In 2025, IPv6 adoption continues to grow, supporting the increasing demand for IP addresses in smart cities and IoT ecosystems.

FAQs

• What is the primary purpose of the network layer?

  The network layer handles logical addressing (IP addresses), routing, and forwarding data packets between networks, ensuring efficient delivery in 2025’s high-speed environments.

• How does the network layer differ from the transport layer?

  The network layer focuses on end-to-end data delivery across networks, while the transport layer ensures reliable communication between devices (e.g., TCP/UDP).

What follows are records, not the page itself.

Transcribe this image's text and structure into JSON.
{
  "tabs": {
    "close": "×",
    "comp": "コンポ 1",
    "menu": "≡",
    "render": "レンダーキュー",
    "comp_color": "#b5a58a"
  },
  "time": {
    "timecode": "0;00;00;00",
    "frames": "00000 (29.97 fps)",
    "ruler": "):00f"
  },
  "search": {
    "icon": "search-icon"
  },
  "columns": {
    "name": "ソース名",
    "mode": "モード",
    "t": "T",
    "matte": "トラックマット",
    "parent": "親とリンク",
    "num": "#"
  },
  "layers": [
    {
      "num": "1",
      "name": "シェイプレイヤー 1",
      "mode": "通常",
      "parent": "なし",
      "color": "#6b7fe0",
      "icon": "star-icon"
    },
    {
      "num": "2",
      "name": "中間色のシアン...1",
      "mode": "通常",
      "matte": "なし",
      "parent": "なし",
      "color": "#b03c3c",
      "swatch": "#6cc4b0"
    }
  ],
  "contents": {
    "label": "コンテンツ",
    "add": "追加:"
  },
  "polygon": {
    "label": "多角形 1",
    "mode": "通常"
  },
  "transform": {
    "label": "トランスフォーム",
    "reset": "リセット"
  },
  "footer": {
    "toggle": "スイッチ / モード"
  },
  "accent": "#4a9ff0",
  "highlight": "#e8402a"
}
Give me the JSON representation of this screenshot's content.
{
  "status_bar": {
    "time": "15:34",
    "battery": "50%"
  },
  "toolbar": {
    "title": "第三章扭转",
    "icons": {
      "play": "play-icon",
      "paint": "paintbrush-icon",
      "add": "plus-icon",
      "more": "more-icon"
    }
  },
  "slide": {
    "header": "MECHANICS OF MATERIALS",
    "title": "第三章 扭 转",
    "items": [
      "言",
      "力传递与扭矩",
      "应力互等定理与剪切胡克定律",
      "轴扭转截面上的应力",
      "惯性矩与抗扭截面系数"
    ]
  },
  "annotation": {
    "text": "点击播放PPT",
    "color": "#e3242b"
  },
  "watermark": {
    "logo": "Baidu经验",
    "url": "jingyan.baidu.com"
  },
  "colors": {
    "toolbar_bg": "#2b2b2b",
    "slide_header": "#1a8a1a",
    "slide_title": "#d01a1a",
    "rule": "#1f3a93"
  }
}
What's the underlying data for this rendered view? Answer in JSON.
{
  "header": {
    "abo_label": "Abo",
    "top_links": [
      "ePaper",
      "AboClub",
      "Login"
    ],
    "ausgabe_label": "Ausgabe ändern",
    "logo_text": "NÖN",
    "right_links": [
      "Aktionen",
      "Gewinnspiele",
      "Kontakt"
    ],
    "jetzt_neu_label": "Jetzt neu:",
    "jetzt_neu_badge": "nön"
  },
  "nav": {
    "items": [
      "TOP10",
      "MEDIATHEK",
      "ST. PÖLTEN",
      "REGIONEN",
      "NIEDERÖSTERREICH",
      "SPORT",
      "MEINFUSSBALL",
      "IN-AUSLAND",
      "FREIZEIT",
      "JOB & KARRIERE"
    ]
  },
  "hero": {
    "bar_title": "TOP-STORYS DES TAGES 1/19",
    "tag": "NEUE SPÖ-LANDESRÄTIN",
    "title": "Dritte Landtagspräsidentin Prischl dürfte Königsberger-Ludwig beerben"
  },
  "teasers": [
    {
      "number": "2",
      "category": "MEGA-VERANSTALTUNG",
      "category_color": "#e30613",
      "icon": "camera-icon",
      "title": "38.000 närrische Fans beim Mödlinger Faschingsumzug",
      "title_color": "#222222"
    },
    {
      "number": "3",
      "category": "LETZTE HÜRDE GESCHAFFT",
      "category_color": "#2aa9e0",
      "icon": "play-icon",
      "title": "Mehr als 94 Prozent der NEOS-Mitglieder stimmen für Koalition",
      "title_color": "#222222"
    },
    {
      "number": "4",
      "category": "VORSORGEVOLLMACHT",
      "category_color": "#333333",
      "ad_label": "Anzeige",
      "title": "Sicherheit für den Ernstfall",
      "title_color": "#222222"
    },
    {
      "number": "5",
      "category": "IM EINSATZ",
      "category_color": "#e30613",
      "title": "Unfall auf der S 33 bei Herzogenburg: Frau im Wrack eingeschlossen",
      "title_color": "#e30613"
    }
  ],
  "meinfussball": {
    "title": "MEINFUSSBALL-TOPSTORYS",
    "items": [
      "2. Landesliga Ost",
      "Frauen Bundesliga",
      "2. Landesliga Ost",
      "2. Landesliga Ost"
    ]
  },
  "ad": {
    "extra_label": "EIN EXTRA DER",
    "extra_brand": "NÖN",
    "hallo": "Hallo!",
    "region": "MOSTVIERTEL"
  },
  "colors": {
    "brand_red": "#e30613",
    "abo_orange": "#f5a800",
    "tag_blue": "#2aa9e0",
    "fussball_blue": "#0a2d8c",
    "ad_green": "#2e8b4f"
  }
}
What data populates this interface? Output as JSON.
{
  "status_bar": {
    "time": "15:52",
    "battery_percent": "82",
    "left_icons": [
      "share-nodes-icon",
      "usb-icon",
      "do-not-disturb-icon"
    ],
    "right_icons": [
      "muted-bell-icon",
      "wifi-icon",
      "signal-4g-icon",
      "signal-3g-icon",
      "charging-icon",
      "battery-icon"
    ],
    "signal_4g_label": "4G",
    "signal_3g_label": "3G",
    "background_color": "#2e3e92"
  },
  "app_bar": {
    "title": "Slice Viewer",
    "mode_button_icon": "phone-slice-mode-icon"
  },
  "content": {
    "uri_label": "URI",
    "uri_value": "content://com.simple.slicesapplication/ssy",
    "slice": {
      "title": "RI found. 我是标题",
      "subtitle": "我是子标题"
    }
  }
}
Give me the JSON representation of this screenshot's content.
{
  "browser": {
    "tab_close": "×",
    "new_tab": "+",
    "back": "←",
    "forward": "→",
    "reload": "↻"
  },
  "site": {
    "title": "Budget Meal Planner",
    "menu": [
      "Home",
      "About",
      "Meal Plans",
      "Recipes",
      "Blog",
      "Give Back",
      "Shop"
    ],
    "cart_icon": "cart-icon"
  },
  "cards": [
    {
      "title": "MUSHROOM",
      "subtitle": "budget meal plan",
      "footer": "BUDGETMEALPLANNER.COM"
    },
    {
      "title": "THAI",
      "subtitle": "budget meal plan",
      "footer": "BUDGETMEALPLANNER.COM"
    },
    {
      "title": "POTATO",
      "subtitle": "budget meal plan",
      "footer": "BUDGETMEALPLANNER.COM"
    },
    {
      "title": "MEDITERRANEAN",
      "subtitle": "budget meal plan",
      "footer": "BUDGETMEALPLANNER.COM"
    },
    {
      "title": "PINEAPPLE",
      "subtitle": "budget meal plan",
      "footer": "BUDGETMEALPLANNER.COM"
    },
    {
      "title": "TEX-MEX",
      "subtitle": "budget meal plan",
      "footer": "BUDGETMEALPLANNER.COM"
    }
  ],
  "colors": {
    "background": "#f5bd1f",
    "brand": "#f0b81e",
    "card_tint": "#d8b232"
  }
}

• Why is IP addressing critical at the network layer?

  IP addresses uniquely identify devices on a network, enabling routers to determine the best path for data transmission.

   

• How do routers use the network layer?

  Routers analyse IP headers to forward packets between networks, using routing tables and protocols to optimise paths.

• How has the network layer evolved with 2025 technologies?

  In 2025, the network layer has evolved with IPv6 expansion, AI-enhanced routing, and support for 5G and 400 Gbps networks, improving scalability and efficiency.